Trochę już czytałem o tym problemie, ale rozwiązania jakie zastosowali inni u mnie się nie sprawdzają, głównie z tych powodów:
-niektóre aplikacje nie włączają się wcale, wyłączają się po włączeniu albo po dłuższym czasie w losowych momentach
-msconfig nie odpala się
-menedżer zadań włącza się na 2 sekundy i sam się wyłącza (ale i tak nie widać treści okna)
-tryb awaryjny prawdopodobnie z jakichś powodów mi nie działa, bo wszystko się dobrze włącza ale w pewnym momencie, jeszcze na poziomie dosa, poza miganiem kursora nic się nie dzieje, 3 minuty czekałem i kompletnie nic
-instalki antywirów są przerywane
np. próba instalacji combofixa włącza i wyłącza explorer.exe
-czasem opera się włączy ale włączenie niektórych witryn, np. microsoft.com albo antywirów online ją wyłącza
-programy czyszczące rejestr resetują kompa
-checkdisk z poziomu dosa zawiesza się podczas sprawdzania 2 sektora czy czegoś takiego
-najgorsze, że nie znam nawet nazwy ■■■■■■■■■■, a to by wiele ułatwiło
ps. mam win xp pro
wiem, że linux lepszy ale będę miał czas go zainstalować dopiero w lato
Ostatnio jeden z user’ów podawał programy antywirusowe które się uruchamia z płytki poprzez botowanie, poszukaj, nagraj na CD i przeskanuj komputer tym
nie widzę nic podejrzanego, chyba że wielkość liter w explorer.exe, jest możliwość że coś się tam zagnieździło?

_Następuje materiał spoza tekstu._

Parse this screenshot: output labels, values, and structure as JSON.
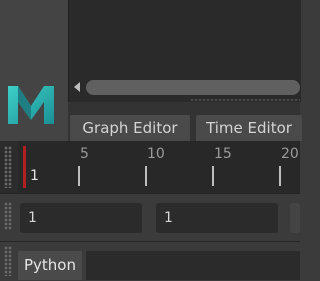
{
  "tabs": {
    "graph_editor": "Graph Editor",
    "time_editor": "Time Editor"
  },
  "timeline": {
    "ticks": [
      "5",
      "10",
      "15",
      "20"
    ],
    "current_frame": "1"
  },
  "range": {
    "start": "1",
    "end": "1"
  },
  "script": {
    "language": "Python",
    "input": ""
  },
  "colors": {
    "logo_teal": "#2fb7b4",
    "playhead": "#b02020"
  }
}
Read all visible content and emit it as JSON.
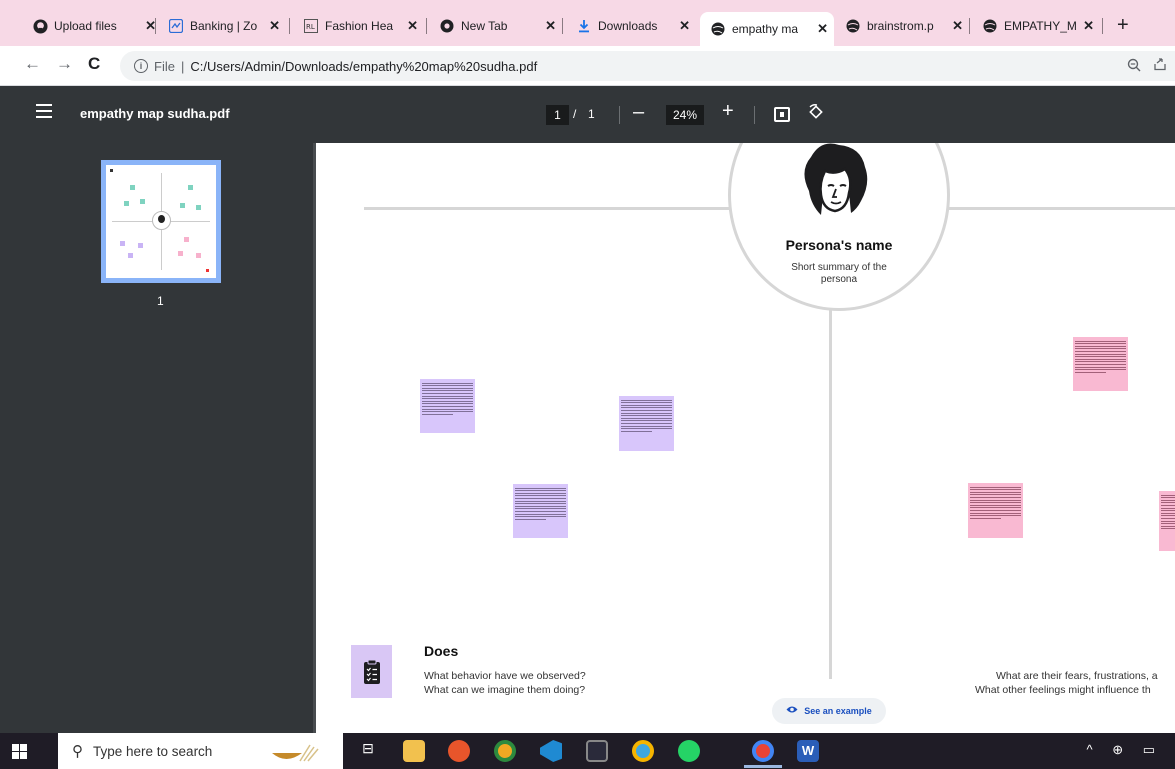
{
  "browser": {
    "tabs": [
      {
        "title": "Upload files",
        "icon": "github-icon"
      },
      {
        "title": "Banking | Zo",
        "icon": "banking-icon"
      },
      {
        "title": "Fashion Hea",
        "icon": "fashion-icon"
      },
      {
        "title": "New Tab",
        "icon": "chrome-icon"
      },
      {
        "title": "Downloads",
        "icon": "download-icon"
      },
      {
        "title": "empathy ma",
        "icon": "globe-icon",
        "active": true
      },
      {
        "title": "brainstrom.p",
        "icon": "globe-icon"
      },
      {
        "title": "EMPATHY_M",
        "icon": "globe-icon"
      }
    ],
    "new_tab_label": "+",
    "address": {
      "scheme": "File",
      "url": "C:/Users/Admin/Downloads/empathy%20map%20sudha.pdf"
    }
  },
  "pdf_viewer": {
    "title": "empathy map sudha.pdf",
    "page_current": "1",
    "page_separator": "/",
    "page_total": "1",
    "zoom": "24%",
    "thumbnail_label": "1"
  },
  "document": {
    "persona_name": "Persona's name",
    "persona_summary": "Short summary of the persona",
    "does": {
      "title": "Does",
      "question_1": "What behavior have we observed?",
      "question_2": "What can we imagine them doing?"
    },
    "feels": {
      "question_1": "What are their fears, frustrations, a",
      "question_2": "What other feelings might influence th"
    },
    "see_example": "See an example"
  },
  "taskbar": {
    "search_placeholder": "Type here to search"
  },
  "colors": {
    "tab_strip": "#f7d9e6",
    "pdf_toolbar": "#323639",
    "sticky_purple": "#d8c6fb",
    "sticky_pink": "#f9b9d2",
    "thumbnail_border": "#8ab4f8"
  }
}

a combofix mi nie działa, zarówno wersja .exe, jak i .com. Ta pierwsza jest blokowana, a w drugiej podczas włączania, po dojechaniu małego paska do końca pojawia się napis “Brak miejsca w magazynie” o.O
co ciekawe msconfig zaczął działać, szybko usunąłem wszystko z autostartu i usług, ale problem nie zniknął. mam wrażenie, że wirus się uczy - np. niektóre starsze pliki .txt nie chcą się włączyć, za to nowe bez problemu. opera wcześniej działała, zamykała się dopiero jak wszedłem na jakieś strony z antywirusami a teraz wyłącza się już 2 sekundy po wejściu.